まず用意するのは白砂糖を百五十グラムと水を四十グラム、鍋敷きとそれからプリン容器代わりの鉄製の器。この器の本来の用途は不明なのだが、値段やサイズが丁度良かったので今回はこれで。
カラメルが零れると危ないので湿らせた布巾を広げて、その上に器を並べておく。こうしておくと器が滑らないし、万が一カラメルを垂らしてしまっても台につかないので安心である。固まったカラメルの掃除は大変だからね。
そうして型の準備が終わったらさっそくカラメル作りだ。
片手で扱える大きさの小鍋に砂糖を少しだけ入れて魔石コンロの上に置き、弱火と中火の間くらいの火加減で温める。
あらかじめ少しだけ砂糖を中に入れたのは、鍋の温まり具合を確認するため。入れておいた砂糖が溶けて透明になったら鍋の温度はオッケーなので、砂糖を四分の一くらい入れて軽く揺すって広げる。
そして鍋を火の上に戻し、砂糖が溶けるのをじっと待つ。
縁の方から溶けてくるので、鍋を回して中身が均一になるよう混ぜる。
この時木杓子などは一切使わず、鍋を回したり火の当たる位置を動かすことで溶け加減を調整していく。また溶けている砂糖が色づいているようだったら、火から離して中身を回し温度が上がり過ぎないよう調整する。

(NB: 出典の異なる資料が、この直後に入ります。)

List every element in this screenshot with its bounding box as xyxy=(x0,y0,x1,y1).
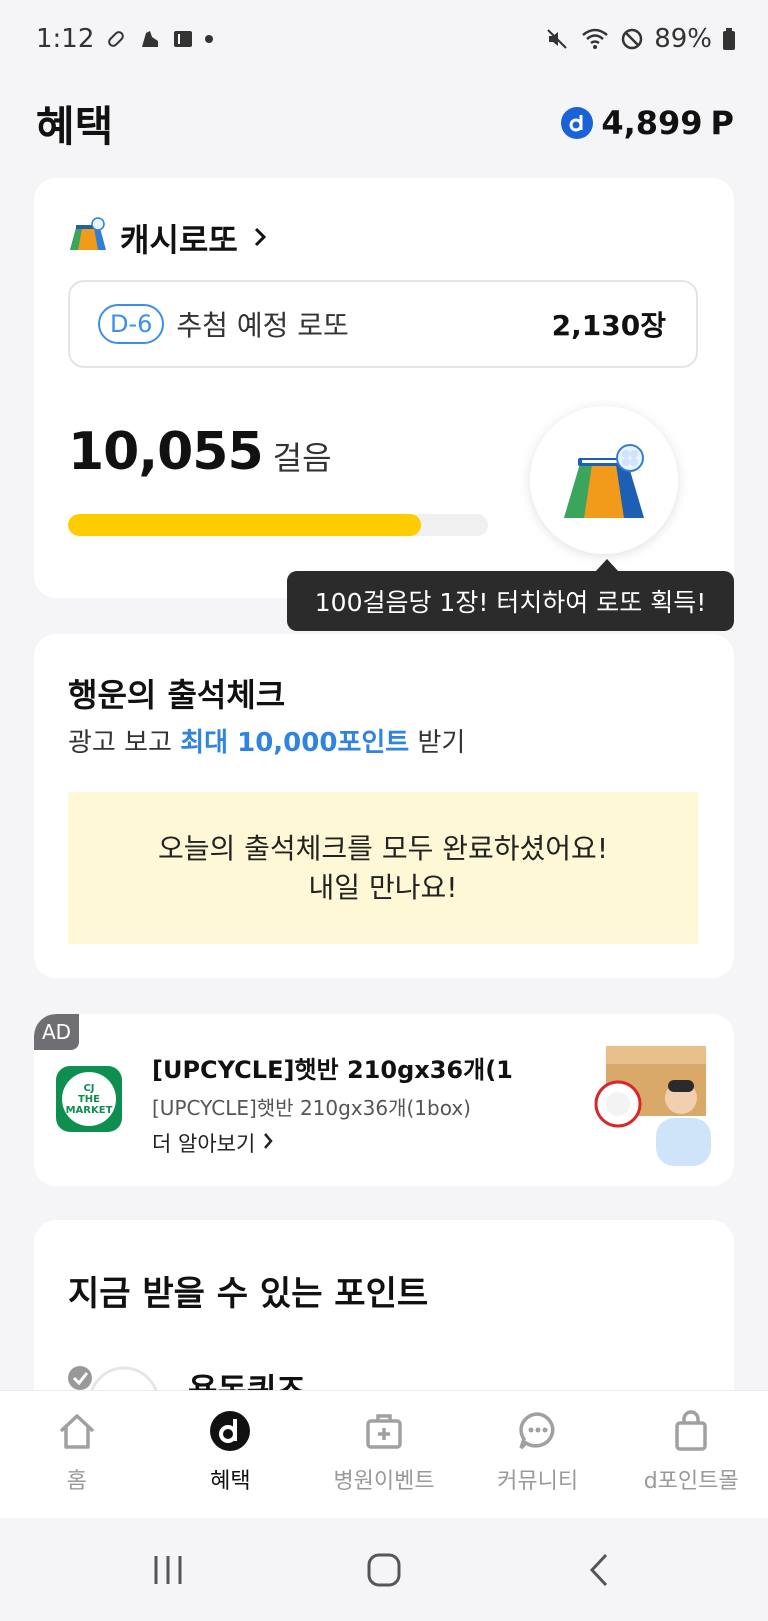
recent-apps-icon[interactable] xyxy=(148,1550,188,1590)
ad-logo-line2: THE xyxy=(77,1093,101,1105)
step-progress-bar xyxy=(68,514,488,536)
ad-learn-more-link[interactable]: 더 알아보기 xyxy=(152,1128,275,1158)
scheduled-lotto-label: 추첨 예정 로또 xyxy=(176,309,349,342)
attendance-complete-notice: 오늘의 출석체크를 모두 완료하셨어요! 내일 만나요! xyxy=(68,792,698,944)
nav-community[interactable]: 커뮤니티 xyxy=(463,1409,613,1495)
points-value: 4,899 xyxy=(601,104,703,142)
get-lotto-button[interactable] xyxy=(530,406,678,554)
ad-description: [UPCYCLE]햇반 210gx36개(1box) xyxy=(152,1096,471,1120)
attendance-sub-suffix: 받기 xyxy=(409,728,466,758)
wifi-icon xyxy=(580,26,610,52)
attendance-title: 행운의 출석체크 xyxy=(68,676,286,714)
cash-lotto-card: 캐시로또 D-6 추첨 예정 로또 2,130장 10,055 걸음 xyxy=(34,178,734,598)
nav-label-community: 커뮤니티 xyxy=(497,1469,579,1494)
attendance-subtitle: 광고 보고 최대 10,000포인트 받기 xyxy=(68,722,465,759)
chat-bubble-icon xyxy=(518,1412,555,1450)
do-not-disturb-icon xyxy=(620,27,644,51)
shoe-icon xyxy=(138,27,162,51)
nav-benefits[interactable]: 혜택 xyxy=(155,1409,305,1495)
scheduled-lotto-row[interactable]: D-6 추첨 예정 로또 2,130장 xyxy=(68,280,698,368)
bottom-nav: 홈 혜택 병원이벤트 커뮤니티 d포인트몰 xyxy=(0,1390,768,1518)
cash-lotto-title: 캐시로또 xyxy=(120,221,238,259)
status-left: 1:12 xyxy=(36,24,214,54)
points-unit: P xyxy=(710,104,734,142)
status-right: 89% xyxy=(544,24,736,54)
attendance-done-line2: 내일 만나요! xyxy=(308,871,458,904)
ad-logo-line1: CJ xyxy=(83,1082,95,1094)
header: 혜택 4,899 P xyxy=(0,88,768,158)
lucky-bag-icon xyxy=(68,214,108,262)
nav-label-home: 홈 xyxy=(66,1469,87,1494)
nav-home[interactable]: 홈 xyxy=(2,1409,152,1495)
lotto-tooltip[interactable]: 100걸음당 1장! 터치하여 로또 획득! xyxy=(287,571,734,631)
nav-point-mall[interactable]: d포인트몰 xyxy=(616,1409,766,1495)
step-count: 10,055 xyxy=(68,422,264,482)
attendance-sub-prefix: 광고 보고 xyxy=(68,728,181,758)
cash-lotto-link[interactable]: 캐시로또 xyxy=(68,214,270,262)
attendance-card: 행운의 출석체크 광고 보고 최대 10,000포인트 받기 오늘의 출석체크를… xyxy=(34,634,734,978)
ad-learn-more-label: 더 알아보기 xyxy=(152,1132,256,1156)
nav-hospital-event[interactable]: 병원이벤트 xyxy=(309,1409,459,1495)
lucky-bag-large-icon xyxy=(564,444,644,518)
ad-badge: AD xyxy=(34,1014,80,1050)
ad-product-image xyxy=(594,1046,711,1166)
nav-label-benefits: 혜택 xyxy=(210,1469,251,1494)
attendance-done-line1: 오늘의 출석체크를 모두 완료하셨어요! xyxy=(157,831,609,865)
page-title: 혜택 xyxy=(36,101,114,151)
system-nav-bar xyxy=(0,1518,768,1621)
mute-icon xyxy=(544,26,570,52)
nav-label-point-mall: d포인트몰 xyxy=(643,1469,739,1494)
ad-title: [UPCYCLE]햇반 210gx36개(1... xyxy=(152,1056,512,1084)
chevron-right-icon xyxy=(250,219,270,257)
pill-icon xyxy=(104,27,128,51)
notification-dot-icon xyxy=(204,34,214,44)
attendance-sub-highlight: 최대 10,000포인트 xyxy=(180,728,410,758)
nav-label-hospital-event: 병원이벤트 xyxy=(333,1469,435,1494)
home-icon xyxy=(59,1414,94,1449)
step-unit: 걸음 xyxy=(272,439,332,477)
medical-bag-icon xyxy=(366,1414,402,1449)
back-icon[interactable] xyxy=(580,1550,620,1590)
d-logo-icon xyxy=(210,1411,251,1451)
lotto-ticket-count: 2,130장 xyxy=(551,309,666,342)
battery-icon xyxy=(722,27,736,51)
home-button-icon[interactable] xyxy=(364,1550,404,1590)
cj-the-market-logo: CJ THE MARKET xyxy=(56,1066,122,1132)
status-bar: 1:12 89% xyxy=(0,0,768,78)
ad-banner[interactable]: AD CJ THE MARKET [UPCYCLE]햇반 210gx36개(1.… xyxy=(34,1014,734,1186)
clock: 1:12 xyxy=(36,24,95,54)
points-balance[interactable]: 4,899 P xyxy=(561,104,734,142)
available-points-title: 지금 받을 수 있는 포인트 xyxy=(68,1274,429,1314)
grid-app-icon xyxy=(172,28,194,50)
shopping-bag-icon xyxy=(675,1410,707,1451)
step-counter: 10,055 걸음 xyxy=(68,422,332,482)
step-progress-fill xyxy=(68,514,421,536)
dday-badge: D-6 xyxy=(98,304,165,344)
chevron-right-icon xyxy=(261,1131,275,1156)
ad-logo-line3: MARKET xyxy=(65,1104,113,1116)
battery-percent: 89% xyxy=(654,24,712,54)
d-point-icon xyxy=(561,107,594,139)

これを四、五回ほど繰り返して砂糖をすべて溶かしていくのだが、色づき始めてから焦げるまではあっという間なので透明から黄金色をキープできるよう集中力が必要である。
ちなみにカラメルを作る際は、コンロの火加減はいじらないことをお勧めする。砂糖は色づき始めると一気に焦げていくので、鍋から目を離して火を弱めているうちに大抵手遅れになるからだ。
なので温度調整は基本的に鍋の上げ下げで行う。濡れ布巾を用意しておいてもいいかもしれないが、冷まし過ぎると固まって飴になってしまうので心配な人は弱火で時間をかけて作る方が失敗しにくいと思う。